Charities should be less wary of branding efforts and use the approach as an effective way to stand out as nonprofits proliferate, say the authors of a new book, The Brand Idea: Managing Nonprofit Brands With Integrity, Democracy and Affinity. Nathalie Laidler-Kylander, a public-policy lecturer at Harvard’s John F. Kennedy School of Government, who wrote the book with Julia Shepard Stenzel, a consultant to nonprofits, talks with The Chronicle:
Why is having a brand so important?
Branding answers the question of who you are, what you do, and why it’s important. Brand is the asset that enables you to gain support from your beneficiaries, donors, and partners to successfully drive mission impact.
One of the problems we have in the nonprofit sector is that we’re perceived as a sea of sameness—we’re all doing the same thing and we’re all trying to do good.
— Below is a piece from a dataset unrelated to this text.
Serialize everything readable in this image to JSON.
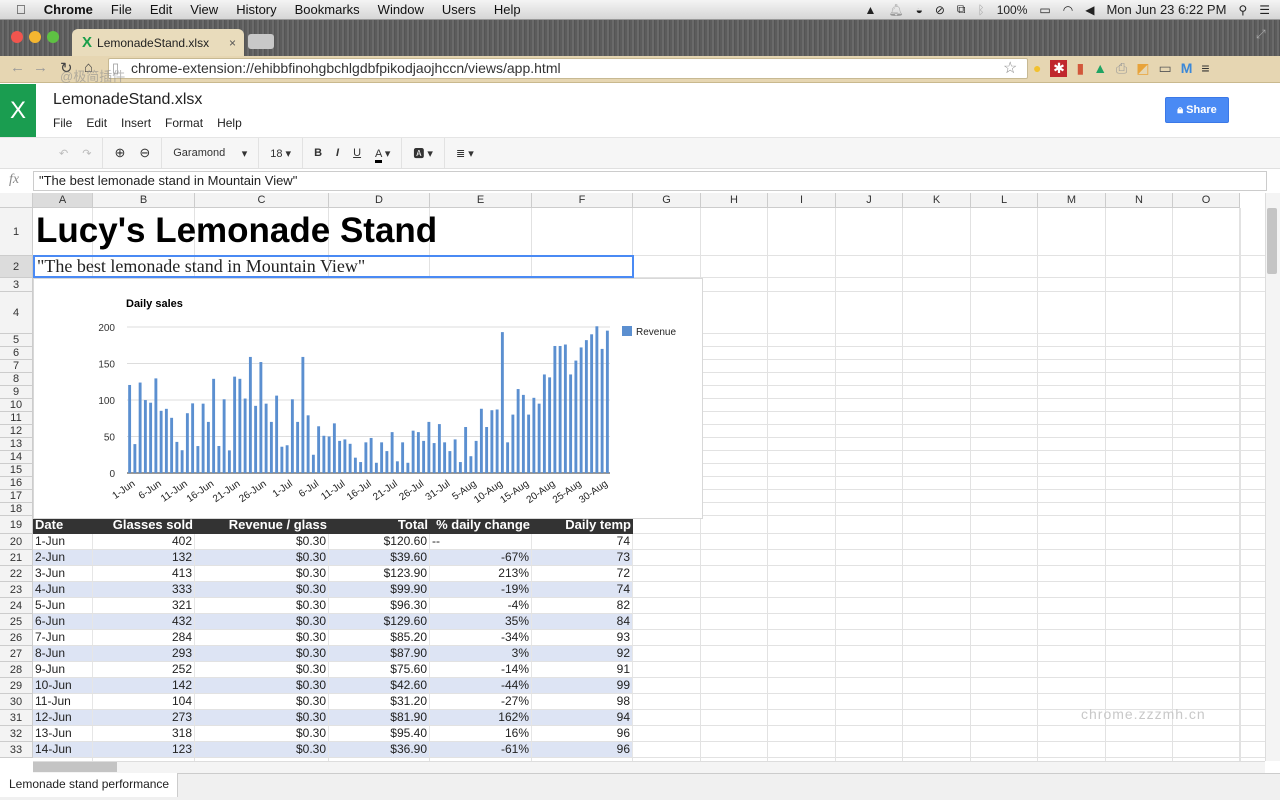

What a brand forces you to do is to identify how you’re different.
That ability to differentiate yourself relative to other players is what reduces competition. If you have clarity on who you are and why you’re different, it will be easier to not chase the same funding, and it enables you to partner with people who are complementary to you.
What does trust mean when it comes to branding?
If you’re divorcing your brand from your core values, you can dilute your brand quickly—making emotional appeals not grounded in fact, portraying people in a way that is not in line with the values of the organization.
Trust is doing and saying what people expect you to do and say in a way that’s consistent with who you are and what you say you are.
Why do nonprofits resist branding?
Very often, nonprofit organizations think marketing is just advertising. In fact, marketing is much more about understanding the needs of your constituents and delivering value.
A lot of people in the nonprofit sector feel that brand is a fundraising tool and that’s all it is. When you view brand in that light, it sits disconnected from the mission and outside of the importance of what the organization is trying to accomplish.
What we see in the organizations that embrace and use their brands is that they view the brand not just as a fundraising tool but as a strategic asset that’s anchored in the mission.
It becomes a lot less about the donor and a lot more about implementing and increasing services for beneficiaries.
Can you name examples of charities with strong brands?
The Girl Effect [an effort by the Nike Foundation to encourage philanthropic and government support of programs that benefit girls] talks about itself as a movement, but it’s really a brand that builds visibility and awareness about teenage girls in developing countries. By developing specific programs that keep them in school and delay the onset of marriage and childbirth, it can have a significant impact on intergenerational poverty.
The “ask” of that particular brand is much more about trying to create as many champions for girls as possible. The use of social media here is to use people’s stories and share information to stimulate conversation about teenage girls.
You’re asking people to use your logo and your brand and pass it on. You’re building a shared sense of commitment and excitement.
In the case of the Lincoln Center, they have an interesting relationship with their patrons—they’re creating brand ambassadors. They’ll take a number of photographs during a performance and they’ll email those photographs to the patrons who attended the performance, then those patrons send the photographs on through their social-media connections.
They’ll invite patrons to share stories as to why it’s meaningful for them to attend certain performances. The personal stories of their patrons become part of the brand.